Containing volatility

The Securities and Exchange Board of India (Sebi) has taken several measures to reduce volatility across markets. The regulator has raised margins for stocks, and lowered the market-wide position limit for stock futures to curb speculation. It has also set a limit of Rs 500 crore on index derivatives positions taken by mutual funds, financial institutions, and proprietary traders. It has imposed penalties at up to 10 times the prescribed minimum for non-compliance.

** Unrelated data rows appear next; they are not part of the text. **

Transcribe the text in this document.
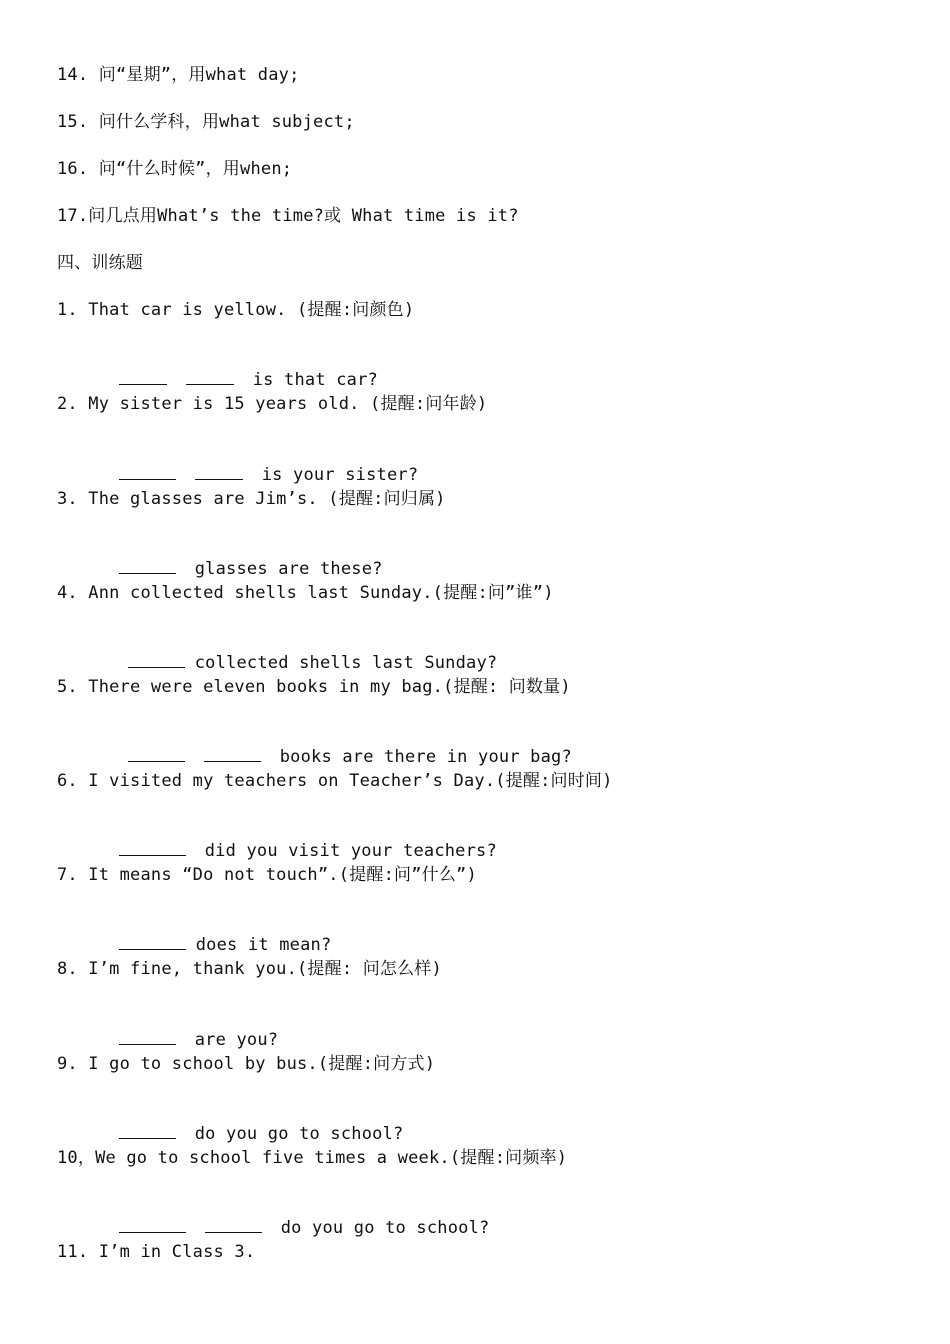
14. 问“星期”，用what day;
15. 问什么学科，用what subject;
16. 问“什么时候”，用when;
17.问几点用What’s the time?或 What time is it?
四、训练题
1. That car is yellow. (提醒:问颜色)

is that car?

2. My sister is 15 years old. (提醒:问年龄)

is your sister?

3. The glasses are Jim’s. (提醒:问归属)

glasses are these?

4. Ann collected shells last Sunday.(提醒:问”谁”)

collected shells last Sunday?

5. There were eleven books in my bag.(提醒: 问数量)

books are there in your bag?

6. I visited my teachers on Teacher’s Day.(提醒:问时间)

did you visit your teachers?

7. It means “Do not touch”.(提醒:问”什么”)

does it mean?

8. I’m fine, thank you.(提醒: 问怎么样)

are you?

9. I go to school by bus.(提醒:问方式)

do you go to school?

10，We go to school five times a week.(提醒:问频率)

do you go to school?

11. I’m in Class 3.
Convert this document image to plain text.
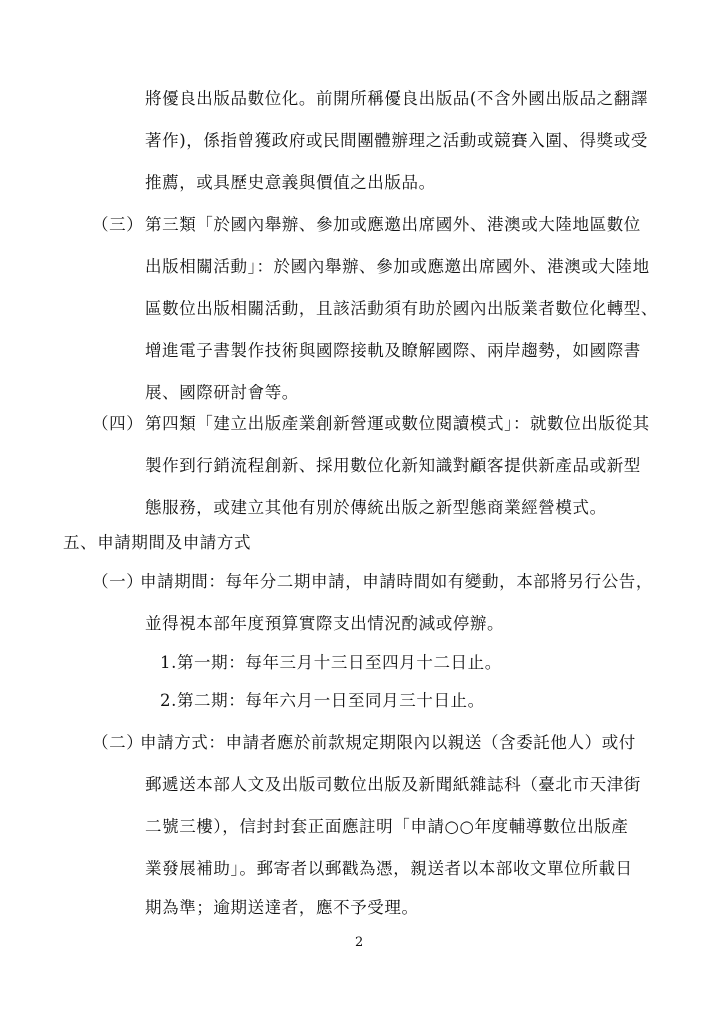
將優良出版品數位化。前開所稱優良出版品(不含外國出版品之翻譯
著作)，係指曾獲政府或民間團體辦理之活動或競賽入圍、得獎或受
推薦，或具歷史意義與價值之出版品。
（三） 第三類「於國內舉辦、參加或應邀出席國外、港澳或大陸地區數位
出版相關活動」：於國內舉辦、參加或應邀出席國外、港澳或大陸地
區數位出版相關活動，且該活動須有助於國內出版業者數位化轉型、
增進電子書製作技術與國際接軌及瞭解國際、兩岸趨勢，如國際書
展、國際研討會等。
（四） 第四類「建立出版產業創新營運或數位閱讀模式」：就數位出版從其
製作到行銷流程創新、採用數位化新知識對顧客提供新產品或新型
態服務，或建立其他有別於傳統出版之新型態商業經營模式。
五、申請期間及申請方式
（一）
申請期間：每年分二期申請，申請時間如有變動，本部將另行公告，
並得視本部年度預算實際支出情況酌減或停辦。
1.第一期：每年三月十三日至四月十二日止。
2.第二期：每年六月一日至同月三十日止。
（二）
申請方式：申請者應於前款規定期限內以親送（含委託他人）或付
郵遞送本部人文及出版司數位出版及新聞紙雜誌科（臺北市天津街
二號三樓），信封封套正面應註明「申請○○年度輔導數位出版產
業發展補助」。郵寄者以郵戳為憑，親送者以本部收文單位所載日
期為準；逾期送達者，應不予受理。
2
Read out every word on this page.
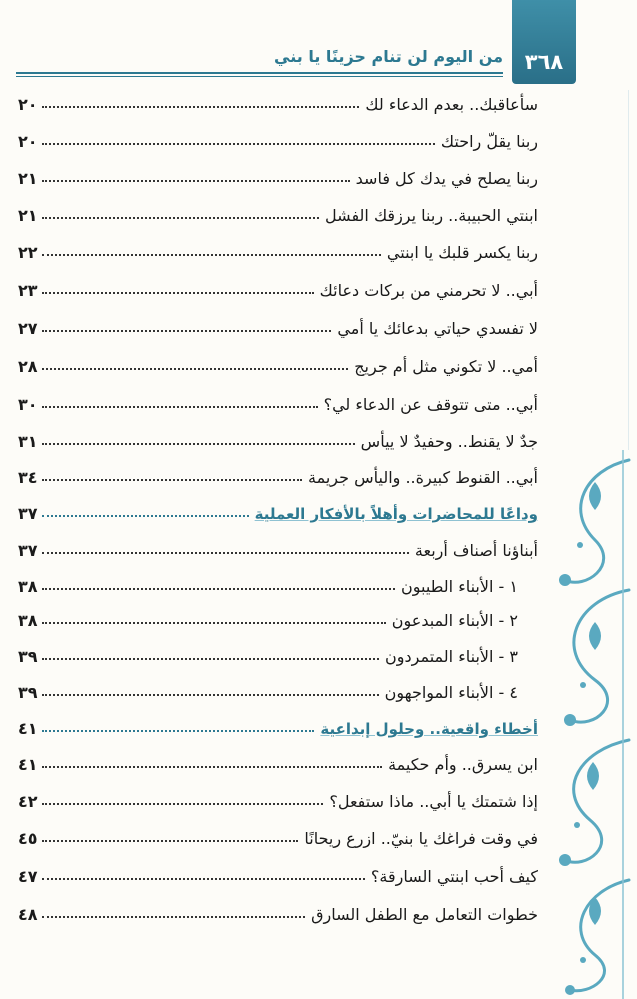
٣٦٨
من اليوم لن تنام حزينًا يا بني
سأعاقبك.. بعدم الدعاء لك
٢٠
ربنا يقلّ راحتك
٢٠
ربنا يصلح في يدك كل فاسد
٢١
ابنتي الحبيبة.. ربنا يرزقك الفشل
٢١
ربنا يكسر قلبك يا ابنتي
٢٢
أبي.. لا تحرمني من بركات دعائك
٢٣
لا تفسدي حياتي بدعائك يا أمي
٢٧
أمي.. لا تكوني مثل أم جريج
٢٨
أبي.. متى تتوقف عن الدعاء لي؟
٣٠
جدٌ لا يقنط.. وحفيدٌ لا ييأس
٣١
أبي.. القنوط كبيرة.. واليأس جريمة
٣٤
وداعًا للمحاضرات وأهلاً بالأفكار العملية
٣٧
أبناؤنا أصناف أربعة
٣٧
١ - الأبناء الطيبون
٣٨
٢ - الأبناء المبدعون
٣٨
٣ - الأبناء المتمردون
٣٩
٤ - الأبناء المواجهون
٣٩
أخطاء واقعية.. وحلول إبداعية
٤١
ابن يسرق.. وأم حكيمة
٤١
إذا شتمتك يا أبي.. ماذا ستفعل؟
٤٢
في وقت فراغك يا بنيّ.. ازرع ريحانًا
٤٥
كيف أحب ابنتي السارقة؟
٤٧
خطوات التعامل مع الطفل السارق
٤٨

These measures are broadly in line with actions taken by many overseas market regulators, which are all struggling to cope with the pandemic. European exchanges have placed restrictions on short trading. The Philippine Stock Exchange has been shut down. There have even been suggestions that the world’s premier stock exchange, the New York Stock Exchange, be closed. However, while tighter controls might lead to less wild price fluctuations, the trend is likely to remain bearish. Even strong supportive action by the Federal Reserve and the European Central Bank has not reversed poor investor sentiment. It’s clear that, until such time as the threat of the pandemic recedes, investors are likely to avoid risk. They will seek the safety of hard currency instruments like US government bonds. This “risk-off” attitude has hit every emerging market hard. In March, the Nifty has already dropped by over 21 per cent in three weeks. One primary cause of the downturn has been heavy selling by foreign investors. They have been net equity sellers to the tune of Rs 49,500 crore in March so far and have also sold Rs 49,200 crore worth of rupee-denominated debt. Consequently, the rupee has fallen to historic lows, breaching the Rs 75 barrier versus the US dollar.


There are uncertainties about how long the lockdown will last, and the full extent of the damage it will cause, both in terms of deaths and economic losses. COVID-19 is likely to have triggered a global recession. Right now, the world economy is struggling to contain a supply shock caused by lockdowns and cessations of normal economic activity. But it will soon become a demand issue as more and more people suffer income losses. Even before coronavirus surfaced, the Indian markets were widely perceived as overvalued, given the slower growth over the past seven quarters. The first six months of 2020 could be worse. Growth may slide further and the corporate results will be dismal. While sectors such as aviation, tourism, transport, and entertainment will be hit particularly hard, there will be losses and slowdowns across the board.


There are a few silver linings to the current sell-off. Investors may find value in beaten-down stocks and a weaker rupee could help improve India’s competitiveness. Another positive is low energy prices, which help the trade balance and assist in containing the fiscal deficit. But the bottom line is, markets hate uncertainty and the pandemic is the proverbial black swan, causing huge amounts of it. Until there’s clarity on the pandemic front, and a promise that the disease can be contained, investors will continue their flight to safety. While Sebi’s actions are pragmatic, they will, at best, reduce volatility. Investors will wait for good news on the coronavirus front before they start buying emerging-market stocks again.